Dates, Locations, And Other Details
  • One reservation per vehicle will again be a requirement when entering the Going-to-the-Sun Road through the West Entrance, and the Camas Entrance from May 26th through September 10th 2023.
  • Like in 2022, Apgar Village and the Apgar visitor center are located inside the West Entrance and require a vehicle reservation to access. 
  • When visiting Polebridge Ranger Station to visit the North Fork area of the park, you will still need one reservation per vehicle. This reservation is good for one day. 

New for 2023

  • You can now enter the park outside of the restricted hours.
  • Reservations will only be required until 3 p.m rather than 4pm. 
  • July 1st through September 10th, 2023, a vehicle reservation is required to access the Going-to-the-Sun Road from the St. Mary Entrance 
  • When entering from the East, reservations for Going-to-the-Sun Road are checked at the Rising Sun checkpoint, 6 miles after the St. Mary entrance
  • Visitors will have access to the St. Mary visitor center and park shuttles outside of the vehicle reservation area. 

Concessioner Reservations

“Consessioner” is a fancy word for a private company that has a contract to provide services inside of Glacier National Park. A wide-range of activities are available throughout the park including the iconic “red bus tours” over Going-to-the-Sun Road, scenic boat cruises on the parks glacial lakes, horseback rides, guided day hikes, backpacking trips, and more.
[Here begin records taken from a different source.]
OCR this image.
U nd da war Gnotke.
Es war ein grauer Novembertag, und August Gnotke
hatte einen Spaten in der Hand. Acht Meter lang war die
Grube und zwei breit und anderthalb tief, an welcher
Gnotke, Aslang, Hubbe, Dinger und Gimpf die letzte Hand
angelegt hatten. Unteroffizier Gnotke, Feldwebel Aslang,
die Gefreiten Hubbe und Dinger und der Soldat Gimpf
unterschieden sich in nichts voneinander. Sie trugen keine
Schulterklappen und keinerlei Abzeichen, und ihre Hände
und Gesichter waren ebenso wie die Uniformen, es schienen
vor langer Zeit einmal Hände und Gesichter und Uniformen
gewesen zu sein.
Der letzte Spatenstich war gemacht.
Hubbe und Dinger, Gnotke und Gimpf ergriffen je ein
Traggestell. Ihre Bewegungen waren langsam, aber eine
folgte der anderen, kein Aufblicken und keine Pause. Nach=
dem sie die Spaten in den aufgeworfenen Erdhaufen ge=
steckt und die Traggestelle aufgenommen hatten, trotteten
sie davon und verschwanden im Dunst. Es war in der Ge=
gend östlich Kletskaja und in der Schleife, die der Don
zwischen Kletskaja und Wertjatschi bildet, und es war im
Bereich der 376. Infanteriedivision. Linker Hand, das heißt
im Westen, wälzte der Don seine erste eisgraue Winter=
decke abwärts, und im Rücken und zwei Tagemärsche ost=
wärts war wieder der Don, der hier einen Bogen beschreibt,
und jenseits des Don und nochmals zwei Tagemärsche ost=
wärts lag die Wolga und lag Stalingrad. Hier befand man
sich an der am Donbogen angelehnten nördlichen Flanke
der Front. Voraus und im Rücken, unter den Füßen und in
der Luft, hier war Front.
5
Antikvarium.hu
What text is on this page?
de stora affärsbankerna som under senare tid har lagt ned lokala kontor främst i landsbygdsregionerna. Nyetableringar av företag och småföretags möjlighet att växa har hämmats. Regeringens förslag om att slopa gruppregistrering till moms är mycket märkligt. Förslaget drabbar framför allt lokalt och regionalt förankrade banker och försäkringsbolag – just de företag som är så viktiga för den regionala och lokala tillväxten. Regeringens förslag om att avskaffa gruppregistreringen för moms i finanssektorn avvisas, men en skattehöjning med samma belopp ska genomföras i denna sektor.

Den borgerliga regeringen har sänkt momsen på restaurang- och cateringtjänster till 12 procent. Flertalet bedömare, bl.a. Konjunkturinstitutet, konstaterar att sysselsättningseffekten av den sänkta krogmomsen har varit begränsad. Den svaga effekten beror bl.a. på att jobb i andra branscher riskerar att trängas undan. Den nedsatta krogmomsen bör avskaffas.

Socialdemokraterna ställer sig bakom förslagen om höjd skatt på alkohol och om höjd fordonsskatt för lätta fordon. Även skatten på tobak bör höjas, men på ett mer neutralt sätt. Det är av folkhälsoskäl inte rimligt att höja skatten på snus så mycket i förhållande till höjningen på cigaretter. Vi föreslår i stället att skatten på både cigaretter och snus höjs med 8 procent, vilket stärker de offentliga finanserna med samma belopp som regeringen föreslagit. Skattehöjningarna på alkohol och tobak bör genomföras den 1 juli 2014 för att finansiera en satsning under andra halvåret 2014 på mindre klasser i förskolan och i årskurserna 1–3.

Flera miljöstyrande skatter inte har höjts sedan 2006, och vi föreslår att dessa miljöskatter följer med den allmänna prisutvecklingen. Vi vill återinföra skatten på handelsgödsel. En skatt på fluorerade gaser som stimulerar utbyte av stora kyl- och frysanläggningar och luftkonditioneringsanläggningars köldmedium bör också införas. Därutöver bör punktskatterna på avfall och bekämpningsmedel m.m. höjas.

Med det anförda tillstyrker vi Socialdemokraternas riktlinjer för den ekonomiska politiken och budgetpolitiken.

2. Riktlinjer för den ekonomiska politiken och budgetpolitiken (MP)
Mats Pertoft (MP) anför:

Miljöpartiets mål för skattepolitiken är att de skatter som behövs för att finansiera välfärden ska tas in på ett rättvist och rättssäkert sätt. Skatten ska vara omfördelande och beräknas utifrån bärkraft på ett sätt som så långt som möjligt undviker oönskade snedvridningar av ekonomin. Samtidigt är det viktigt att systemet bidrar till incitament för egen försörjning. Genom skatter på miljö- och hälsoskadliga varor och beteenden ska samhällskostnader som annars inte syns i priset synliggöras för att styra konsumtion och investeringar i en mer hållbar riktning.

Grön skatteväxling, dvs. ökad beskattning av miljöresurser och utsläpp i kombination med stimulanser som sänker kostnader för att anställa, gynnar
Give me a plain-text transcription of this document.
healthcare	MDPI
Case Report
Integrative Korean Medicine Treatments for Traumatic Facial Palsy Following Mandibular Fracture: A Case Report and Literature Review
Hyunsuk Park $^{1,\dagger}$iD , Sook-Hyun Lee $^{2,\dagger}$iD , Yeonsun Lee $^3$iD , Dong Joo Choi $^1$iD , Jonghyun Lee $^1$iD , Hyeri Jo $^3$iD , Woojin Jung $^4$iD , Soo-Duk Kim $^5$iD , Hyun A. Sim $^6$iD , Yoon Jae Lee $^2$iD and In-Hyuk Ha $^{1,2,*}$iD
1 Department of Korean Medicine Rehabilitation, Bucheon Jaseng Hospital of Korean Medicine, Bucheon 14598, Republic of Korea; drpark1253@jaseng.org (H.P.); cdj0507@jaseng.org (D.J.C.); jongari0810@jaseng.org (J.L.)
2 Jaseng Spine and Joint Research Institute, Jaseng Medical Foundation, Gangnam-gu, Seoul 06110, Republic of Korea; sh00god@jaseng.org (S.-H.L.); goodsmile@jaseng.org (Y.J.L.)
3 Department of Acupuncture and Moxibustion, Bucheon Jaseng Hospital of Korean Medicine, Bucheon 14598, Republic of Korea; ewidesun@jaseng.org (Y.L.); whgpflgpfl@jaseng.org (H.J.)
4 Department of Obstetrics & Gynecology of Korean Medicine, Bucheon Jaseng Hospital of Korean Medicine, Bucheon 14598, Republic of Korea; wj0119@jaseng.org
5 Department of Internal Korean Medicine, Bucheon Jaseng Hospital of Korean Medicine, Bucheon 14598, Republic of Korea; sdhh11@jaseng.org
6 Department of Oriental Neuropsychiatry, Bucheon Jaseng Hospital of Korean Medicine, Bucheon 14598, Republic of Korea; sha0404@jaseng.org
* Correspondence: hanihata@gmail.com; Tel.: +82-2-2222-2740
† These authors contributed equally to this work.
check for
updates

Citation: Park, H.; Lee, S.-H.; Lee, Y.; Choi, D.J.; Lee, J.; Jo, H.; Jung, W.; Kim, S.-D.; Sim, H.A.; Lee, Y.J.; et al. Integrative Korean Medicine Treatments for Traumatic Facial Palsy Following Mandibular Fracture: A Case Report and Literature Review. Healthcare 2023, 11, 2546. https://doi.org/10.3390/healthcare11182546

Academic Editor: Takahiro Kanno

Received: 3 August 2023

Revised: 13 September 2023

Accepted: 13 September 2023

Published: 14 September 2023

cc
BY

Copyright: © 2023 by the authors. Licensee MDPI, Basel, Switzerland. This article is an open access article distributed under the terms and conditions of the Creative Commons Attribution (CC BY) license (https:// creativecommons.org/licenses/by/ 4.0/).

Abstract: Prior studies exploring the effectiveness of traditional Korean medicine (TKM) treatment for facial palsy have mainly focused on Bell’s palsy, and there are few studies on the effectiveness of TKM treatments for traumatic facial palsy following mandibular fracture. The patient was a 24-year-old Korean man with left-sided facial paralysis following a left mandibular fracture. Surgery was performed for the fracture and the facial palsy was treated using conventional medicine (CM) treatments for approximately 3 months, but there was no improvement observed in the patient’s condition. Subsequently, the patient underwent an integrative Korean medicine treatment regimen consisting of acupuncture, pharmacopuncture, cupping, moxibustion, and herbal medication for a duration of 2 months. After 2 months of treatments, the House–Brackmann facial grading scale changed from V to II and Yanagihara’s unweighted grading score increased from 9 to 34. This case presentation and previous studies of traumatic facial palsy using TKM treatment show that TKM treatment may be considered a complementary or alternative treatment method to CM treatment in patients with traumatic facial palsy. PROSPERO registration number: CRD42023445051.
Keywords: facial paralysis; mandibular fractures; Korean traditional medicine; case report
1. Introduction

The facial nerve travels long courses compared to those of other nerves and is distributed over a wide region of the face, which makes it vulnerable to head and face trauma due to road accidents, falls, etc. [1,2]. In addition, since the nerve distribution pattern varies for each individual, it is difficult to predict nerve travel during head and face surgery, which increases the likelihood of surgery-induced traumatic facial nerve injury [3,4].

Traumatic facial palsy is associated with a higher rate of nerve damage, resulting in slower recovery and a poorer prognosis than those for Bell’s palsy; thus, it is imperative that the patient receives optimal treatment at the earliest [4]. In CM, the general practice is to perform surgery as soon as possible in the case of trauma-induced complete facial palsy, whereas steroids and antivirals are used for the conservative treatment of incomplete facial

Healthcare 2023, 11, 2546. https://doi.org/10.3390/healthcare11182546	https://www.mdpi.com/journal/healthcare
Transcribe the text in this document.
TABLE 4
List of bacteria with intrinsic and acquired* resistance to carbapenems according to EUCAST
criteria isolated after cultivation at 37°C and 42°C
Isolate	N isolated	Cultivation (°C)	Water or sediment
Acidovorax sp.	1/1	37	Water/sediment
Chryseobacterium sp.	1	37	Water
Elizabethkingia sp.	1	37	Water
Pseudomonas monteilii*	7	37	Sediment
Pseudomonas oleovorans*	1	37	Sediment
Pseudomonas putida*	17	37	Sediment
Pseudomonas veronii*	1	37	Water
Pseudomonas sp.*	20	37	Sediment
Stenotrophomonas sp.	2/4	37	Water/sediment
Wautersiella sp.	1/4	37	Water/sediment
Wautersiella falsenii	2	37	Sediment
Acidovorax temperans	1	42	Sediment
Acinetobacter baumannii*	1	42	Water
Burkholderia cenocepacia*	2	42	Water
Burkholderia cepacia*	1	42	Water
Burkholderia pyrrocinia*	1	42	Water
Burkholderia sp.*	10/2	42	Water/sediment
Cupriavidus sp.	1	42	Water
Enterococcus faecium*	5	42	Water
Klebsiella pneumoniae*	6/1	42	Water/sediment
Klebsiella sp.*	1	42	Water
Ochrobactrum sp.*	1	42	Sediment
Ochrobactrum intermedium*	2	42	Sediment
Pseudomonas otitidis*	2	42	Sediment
A list of all concessioners that currently operate within Glacier National Park can be found here.

Additional Reminders & Resources:

Park Entrance Fees

  • All reservations mentioned above (campgrounds, vehicle, and concessioner reservations) do not include standard park entrance fees.
  • A complete overview of Glacier National Parks entrance fees can be found here
  • Our recommendations:
    • Buy an America the Beautiful annual pass for $80, although heavily discounted passes are available for and 4th Graders (you read that right!), Seniors, and Military/Veterans. It’s an annual pass that will serve as your ticket to Glacier National Park as well as 2,000 federal recreation sites (including all National Parks). It’s a great way to support the parks!
    • For a few lucky summer travelers, all National Parks are free to enter on the following days:

Campsite Rules To Know In Glacier National Park

  • Food storage regulations are strictly enforced. Grizzly and black bears frequent the area. When not in immediate use, all food, beverages, coolers, cooking utensils, pet food, or other attractants must be kept in a closed, hard-sided vehicle or secured in bear-proof storage lockers near campground restrooms.
  • Don’t Move Firewood: Help protect our forests! Prevent the spread of tree-killing pests by obtaining firewood within the same county in which you plan to camp. Moving firewood is illegal in some states. 
  • Hammocks. Hammocks must be hung over non-vegetated areas using one inch straps or wider. Vegetation may not be trampled to access hammocks.
  • If arriving one or more days late, you are required to call (406) 732-7740 ext # 2. Your reservation will be forfeited if Park Rangers / Camp Hosts do not hear from you within 24 hours of your scheduled arrival date.

Additional tips

  • Photos of individual campsites (including layout, tree coverage, and views) may be available on campsitephotos.com
  • Showers at certain campgrounds can be coin operated. Change machines are often available, but it can be a great use of your spare change.
  • We have put together a step-by-step “How-To” guide on booking campgrounds, found HERE. 
Weather

Road closures can happen

To avoid hitting a dead end, be sure to check the Current Conditions page for GNP. Here they will list any alerts you may need to know about closures, construction, and more. On top of that, park rangers are there to help, so don’t be afraid to ask for some tips and tricks when you see them around.